„Es ist keine Frage, ob Hochschulen dies können, sie müssen es!“
Interview mit Prof. Dr. Stephan Kress, Professor für industrielle BWL an der Jade Hochschule
Über Digitalisierung und agile Arbeitsformen in der chemischen Industrie sowie die Rolle der Hochschulen in diesem komplexen Prozess diskutierte im Chemiepark Marl jüngst eine hochrangige Expertenrunde auf Einladung des Betriebsrates der Evonik Industries AG. Unter ihnen Prof. Dr. Stephan Kress, Professor für Industrielle BWL an der Jade Hochschule, der in der Jade Welt (JW) erläutert, wo wir in Sachen Digitalisierung stehen und welchen Beitrag Hochschulen leisten können.
JW: Wird das Wissen und die Befähigung um agile Arbeitsformen und digitaler Kompetenz in die Studienpläne (Curricula) bereits heute eingebaut? Wo stehen wir da?
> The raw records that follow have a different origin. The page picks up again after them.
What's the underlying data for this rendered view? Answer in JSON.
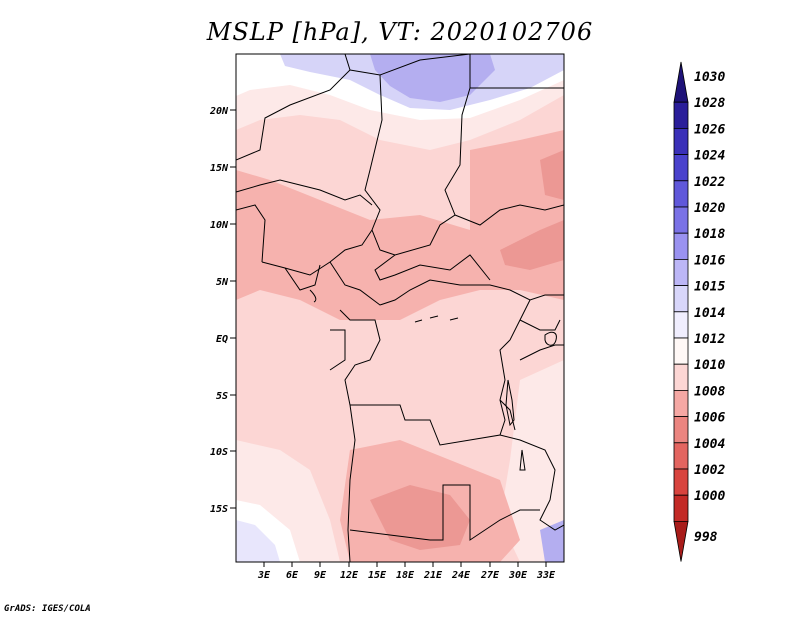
{
  "title": "MSLP [hPa], VT: 2020102706",
  "footer": "GrADS: IGES/COLA",
  "axes": {
    "y_ticks": [
      "20N",
      "15N",
      "10N",
      "5N",
      "EQ",
      "5S",
      "10S",
      "15S"
    ],
    "x_ticks": [
      "3E",
      "6E",
      "9E",
      "12E",
      "15E",
      "18E",
      "21E",
      "24E",
      "27E",
      "30E",
      "33E"
    ]
  },
  "colorbar": {
    "labels": [
      "1030",
      "1028",
      "1026",
      "1024",
      "1022",
      "1020",
      "1018",
      "1016",
      "1015",
      "1014",
      "1012",
      "1010",
      "1008",
      "1006",
      "1004",
      "1002",
      "1000",
      "998"
    ],
    "colors": [
      "#1e1278",
      "#2a1e9a",
      "#3a30b8",
      "#4a42cc",
      "#6058da",
      "#7a72e6",
      "#9a92f0",
      "#bcb6f6",
      "#d8d6fa",
      "#f0eefe",
      "#fff8f6",
      "#fcd6d4",
      "#f5a8a4",
      "#eb8580",
      "#e36560",
      "#d8443e",
      "#c32a26",
      "#a81c1a"
    ]
  },
  "colors": {
    "land_light": "#fbd0ce",
    "land_mid": "#f6b2ae",
    "land_dark": "#ec9894",
    "high_blue": "#d6d4f8",
    "high_blue2": "#b4aef0",
    "background": "#ffffff"
  }
}
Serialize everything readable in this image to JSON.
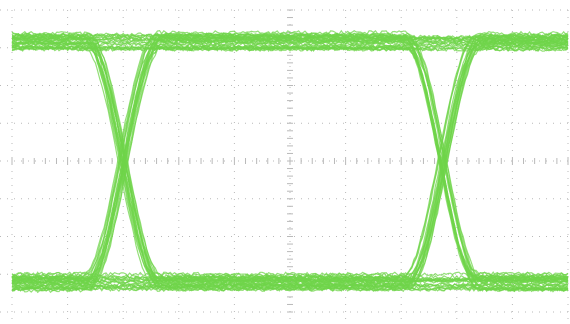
{
  "chart_data": {
    "type": "line",
    "title": "",
    "xlabel": "",
    "ylabel": "",
    "xlim": [
      0,
      2.4
    ],
    "ylim": [
      0,
      1
    ],
    "grid": true,
    "grid_divisions": {
      "x": 10,
      "y": 8
    },
    "center_axes_ticks": true,
    "colors": {
      "trace": "#6fd44a",
      "grid": "#b9b9b9",
      "background": "#ffffff"
    },
    "eye": {
      "bit_period": 1.0,
      "crossings": [
        0.48,
        1.86
      ],
      "high_level": 0.9,
      "low_level": 0.1,
      "noise_band": 0.03
    }
  }
}
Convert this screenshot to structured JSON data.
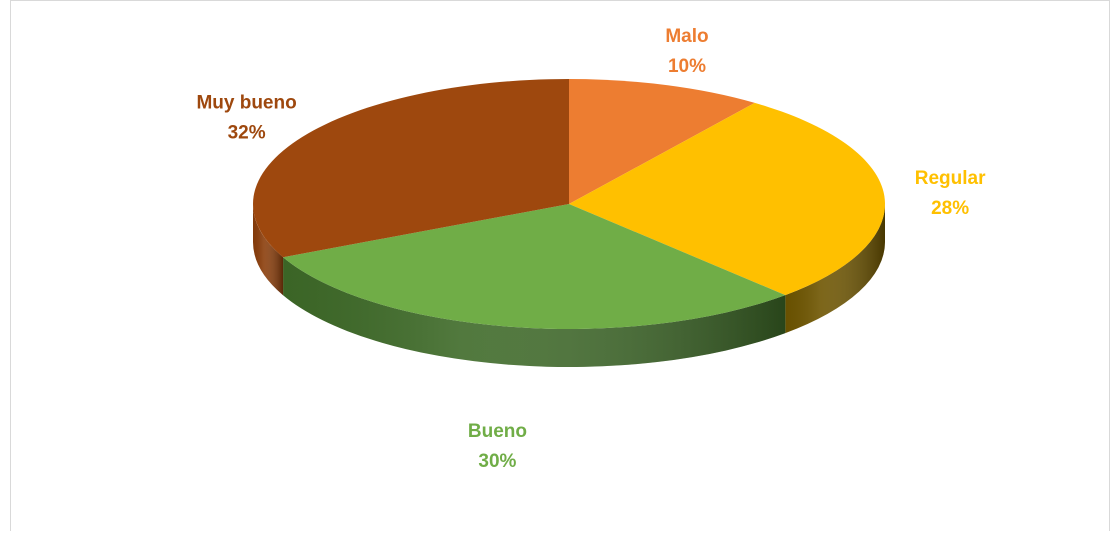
{
  "chart_data": {
    "type": "pie",
    "title": "",
    "start_at": "top",
    "direction": "clockwise",
    "legend": "none",
    "slices": [
      {
        "label": "Malo",
        "value": 10,
        "value_label": "10%",
        "color": "#ED7D31",
        "side_color": "#B45B1E"
      },
      {
        "label": "Regular",
        "value": 28,
        "value_label": "28%",
        "color": "#FFC000",
        "side_color": "#6E5500"
      },
      {
        "label": "Bueno",
        "value": 30,
        "value_label": "30%",
        "color": "#70AD47",
        "side_color": "#3E6A28"
      },
      {
        "label": "Muy bueno",
        "value": 32,
        "value_label": "32%",
        "color": "#9E480E",
        "side_color": "#8A3D0A"
      }
    ]
  }
}
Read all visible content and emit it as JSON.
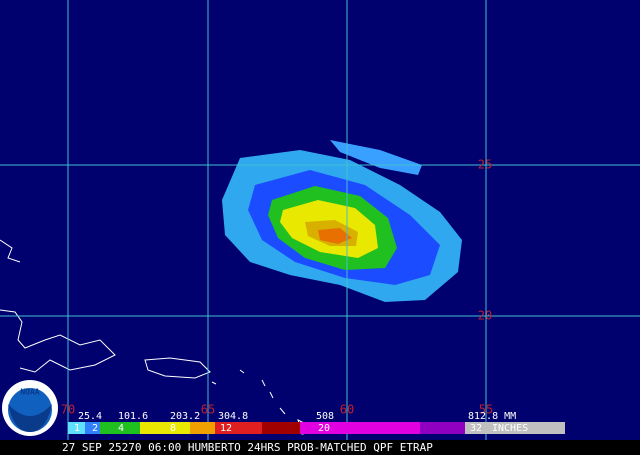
{
  "map": {
    "grid": {
      "latitudes": [
        "25",
        "20"
      ],
      "longitudes": [
        "70",
        "65",
        "60",
        "55"
      ]
    },
    "colorbar": {
      "mm_labels": [
        "25.4",
        "101.6",
        "203.2",
        "304.8",
        "508",
        "812.8 MM"
      ],
      "inch_labels": [
        "1",
        "2",
        "4",
        "8",
        "12",
        "20",
        "32",
        "INCHES"
      ]
    },
    "caption": "27 SEP 25270 06:00 HUMBERTO 24HRS PROB-MATCHED QPF ETRAP",
    "logo": "NOAA"
  }
}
Kress: Zunächst muss man festhalten, dass beide Thematiken nicht neu sind. Der Begriff Agilität existiert seit den 70er Jahren und auch die unter dem Begriff Digitalisierung subsumierten Themen sind nicht neu, sondern seit einigen Jahrzehnten unter Begriffen, wie beispielsweise CIM oder E.Business Gegenstand der Forschung, betrieblichen Anwendung und Lehre. So sind mir diese bereits in den 90er Jahren während meiner Tätigkeit am Heinz-Nixdorf-Institut bereits begegnet. Die nun vorhandenen technischen Möglichkeiten und Initiativen wie „Extreme Programming“ haben jedoch dazu geführt, dass diese in der Unternehmenspraxis Fahrt aufnehmen und sich zunehmend neue Arbeitsformen der Selbstorganisation etablieren. Abhängig von den Studiengängen werden diese Themen zum Teil in eigenen Modulen wie im Wirtschaftsinformatik-Studiengang vermittelt. Auch in projektorientierten Lehrformen findet diese Selbstorganisation Eingang. So motiviere ich gerade meine Masterstudierenden in einem studentischen Projekt mit einem MDAX-Unternehmen, Ansätze aus den agilen Methoden, wie beispielsweise SCRUM, in ihre Projektarbeit einfließen zu lassen.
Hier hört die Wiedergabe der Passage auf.